One of three commissioned works on this disc is by Toronto composer Beverly Lewis — her Fundy Temperaments for English horn and piano is a dramatic work evoking the landscape of the Bay of Fundy, including a foghorn depicted through the use of multiphonics. Another commission, Peaches at Midnight, is a delightful work by Theresa Martin evoking the playfulness of childhood. Sheer technical brilliance is displayed in Gilles Silvestrini’s Three Duos for Two Oboes, in which Fiala is joined by Martin Schuring; the movements are named for works by French impressionist painters.

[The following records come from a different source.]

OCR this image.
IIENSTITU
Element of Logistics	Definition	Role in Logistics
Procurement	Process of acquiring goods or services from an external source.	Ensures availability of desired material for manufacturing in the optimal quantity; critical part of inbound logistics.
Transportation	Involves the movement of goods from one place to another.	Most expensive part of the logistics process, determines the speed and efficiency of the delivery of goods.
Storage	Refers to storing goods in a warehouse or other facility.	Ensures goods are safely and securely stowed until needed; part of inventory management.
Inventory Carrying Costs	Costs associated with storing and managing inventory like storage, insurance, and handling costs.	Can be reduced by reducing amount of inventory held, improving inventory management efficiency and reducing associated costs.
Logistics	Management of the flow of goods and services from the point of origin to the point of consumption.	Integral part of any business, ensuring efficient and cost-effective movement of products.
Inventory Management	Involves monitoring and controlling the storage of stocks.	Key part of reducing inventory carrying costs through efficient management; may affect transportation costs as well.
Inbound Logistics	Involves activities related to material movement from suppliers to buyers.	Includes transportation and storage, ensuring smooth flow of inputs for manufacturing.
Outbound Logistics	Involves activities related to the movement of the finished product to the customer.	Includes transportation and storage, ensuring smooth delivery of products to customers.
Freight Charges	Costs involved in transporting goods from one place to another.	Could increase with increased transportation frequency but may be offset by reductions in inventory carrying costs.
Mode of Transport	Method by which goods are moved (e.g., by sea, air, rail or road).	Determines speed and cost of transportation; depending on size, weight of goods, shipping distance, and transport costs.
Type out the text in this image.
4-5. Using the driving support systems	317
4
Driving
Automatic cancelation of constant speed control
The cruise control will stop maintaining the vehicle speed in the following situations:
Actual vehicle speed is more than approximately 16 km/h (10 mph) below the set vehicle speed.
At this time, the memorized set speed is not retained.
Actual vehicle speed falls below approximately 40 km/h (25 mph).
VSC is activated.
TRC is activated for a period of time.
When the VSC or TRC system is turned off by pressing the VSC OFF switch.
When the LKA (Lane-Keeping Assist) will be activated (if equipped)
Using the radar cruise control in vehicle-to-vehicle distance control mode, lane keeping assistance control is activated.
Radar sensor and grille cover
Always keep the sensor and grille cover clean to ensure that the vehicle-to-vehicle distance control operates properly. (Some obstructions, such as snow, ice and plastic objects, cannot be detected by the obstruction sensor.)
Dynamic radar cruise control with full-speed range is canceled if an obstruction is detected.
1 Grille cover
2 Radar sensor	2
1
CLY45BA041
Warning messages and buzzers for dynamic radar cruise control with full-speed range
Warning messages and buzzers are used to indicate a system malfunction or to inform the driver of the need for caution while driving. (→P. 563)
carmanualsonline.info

The concluding work on the disc is a personal favourite — Mark Phillips’ Elegy and Honk for English horn and electroacoustic music uses only processed English horn sounds for the background soundtrack of the slow and moody first segment, while Honk employs manipulated sounds of geese, ducks and a bicycle horn as a rhythmic backdrop to the live instrument. I found myself chuckling along with this last track on what is a thoroughly enjoyable and important contribution to the recorded repertoire for oboe and English horn.